5.2De beroepsgrond over de taalindicatie slaagt echter wel. Verweerder heeft niet duidelijk gemaakt waarom de taalindicatie, die volgens verweerder in eerste instantie kennelijk wel nodig werd geacht, niet heeft kunnen plaatsvinden. Dat de taalindicatie niet heeft plaatsgevonden is pas voor het eerst kenbaar gemaakt op zitting. Het lag op de weg van verweerder om te motiveren waarom niet, temeer omdat eisers gemachtigde ter zitting stelt dat een taalindicatie voor de taal Lingala wel degelijk mogelijk is, omdat er in de regio waar eiser stelt vandaan te komen, een specifiek dialect wordt gesproken. De tolk die ter zitting aanwezig was heeft vanuit zijn eigen persoonlijke ervaring aangegeven dat hij dialecten in het Lingala kan onderscheiden die in de verschillende landen worden gesproken. Dit levert een motiverings- en zorgvuldigheidsgebrek op van het bestreden besluit. Het ligt op de weg van verweerder om te onderzoeken of een taalindicatie kan plaatsvinden, een taalindicatie indien mogelijk uit te voeren en de uitkomst daarvan te betrekken bij de beoordeling van de geloofwaardigheid van de identiteit en nationaliteit van eiser. Het valt op voorhand niet uit te sluiten dat een positieve uitkomst daarvan in combinatie met een positieve uitkomst van de herkomstvragen, tot een andere conclusie leidt.

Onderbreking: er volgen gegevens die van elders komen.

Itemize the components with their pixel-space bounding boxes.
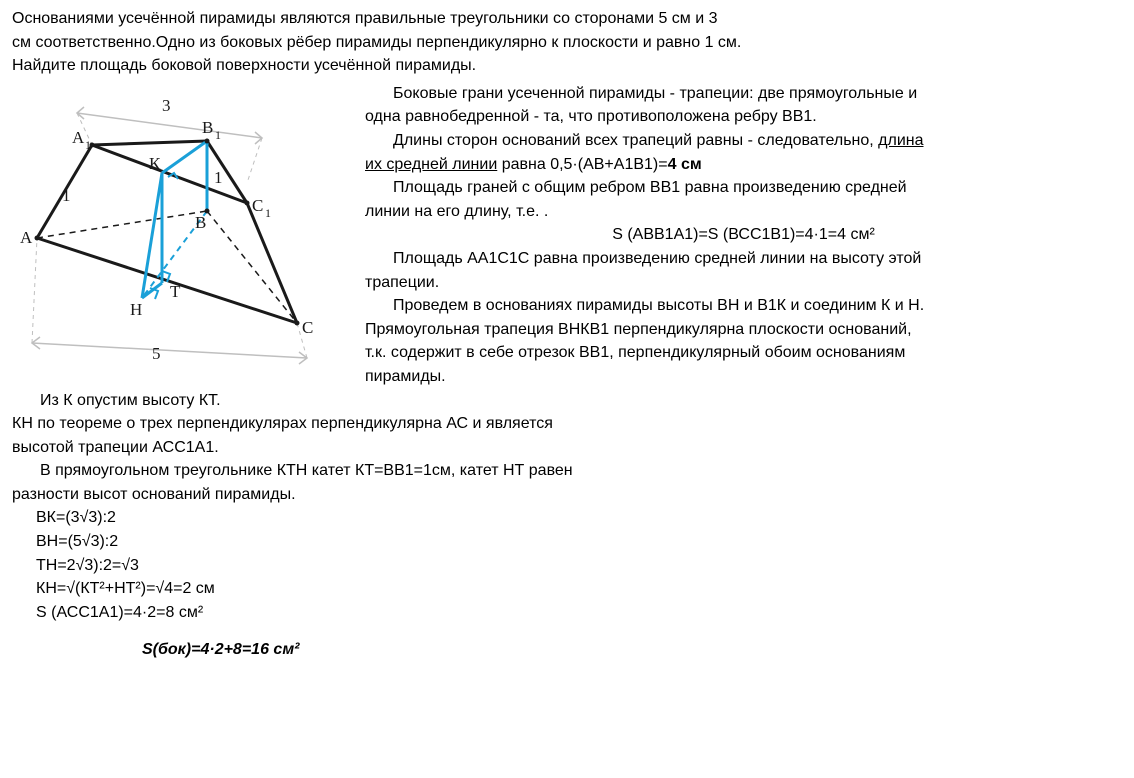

6. Het beroep is gegrond en de rechtbank vernietigt het bestreden besluit. De rechtbank ziet geen aanleiding de rechtsgevolgen van het bestreden besluit in stand te laten of zelf in de zaak te voorzien. Ook ziet de rechtbank geen aanleiding om een bestuurlijke lus toe te passen. Verweerder zal daarom een nieuw besluit moeten nemen met inachtneming van deze uitspraak. De rechtbank stelt hiervoor een termijn van drie maanden.
7. De rechtbank veroordeelt verweerder in de door eiser gemaakte proceskosten. Deze
kosten stelt de rechtbank op grond van het Besluit proceskosten bestuursrecht voor de door
een derde beroepsmatig verleende rechtsbijstand vast op € 1.518,- (1 punt voor het indienen
van het beroepschrift en 1 punt voor het verschijnen ter zitting, met een waarde van € 759,-
en een wegingsfactor 1).
verzoek om een voorlopige voorziening
8. Nu de rechtbank beslist over het beroep, dit gegrond verklaart en het bestreden besluit vernietigt, is het treffen van een voorlopige voorziening niet meer nodig. De voorzieningenrechter wijst het verzoek daartoe daarom af.

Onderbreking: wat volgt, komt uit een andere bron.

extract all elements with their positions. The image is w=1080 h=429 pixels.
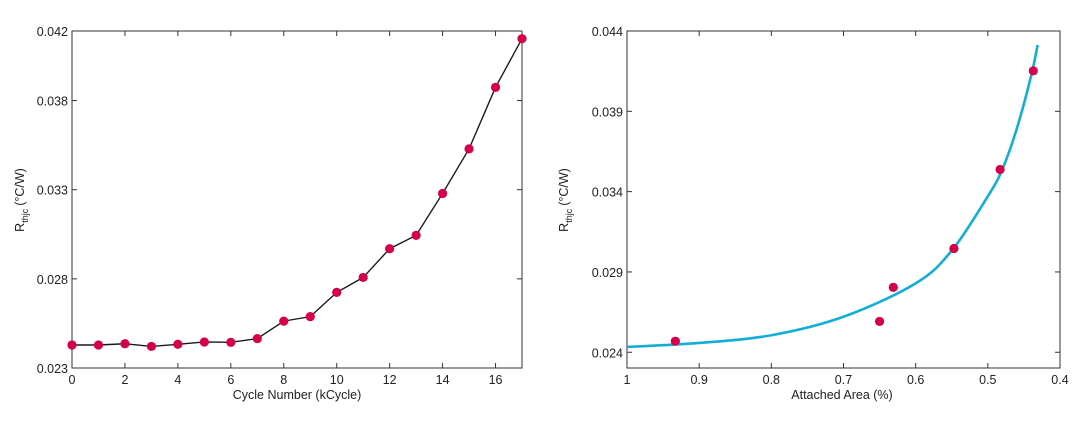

9. Wel is er aanleiding verweerder te veroordeling in de door eiseres gemaakte proceskosten. Deze kosten stelt de voorzieningenrechter op grond van het Besluit proceskosten bestuursrecht, voor de door een derde beroepsmatig verleende rechtsbijstand, vast op € 759,- (1 punt voor het indienen van het verzoekschrift met een waarde per punt van € 759,- en wegingsfactor 1).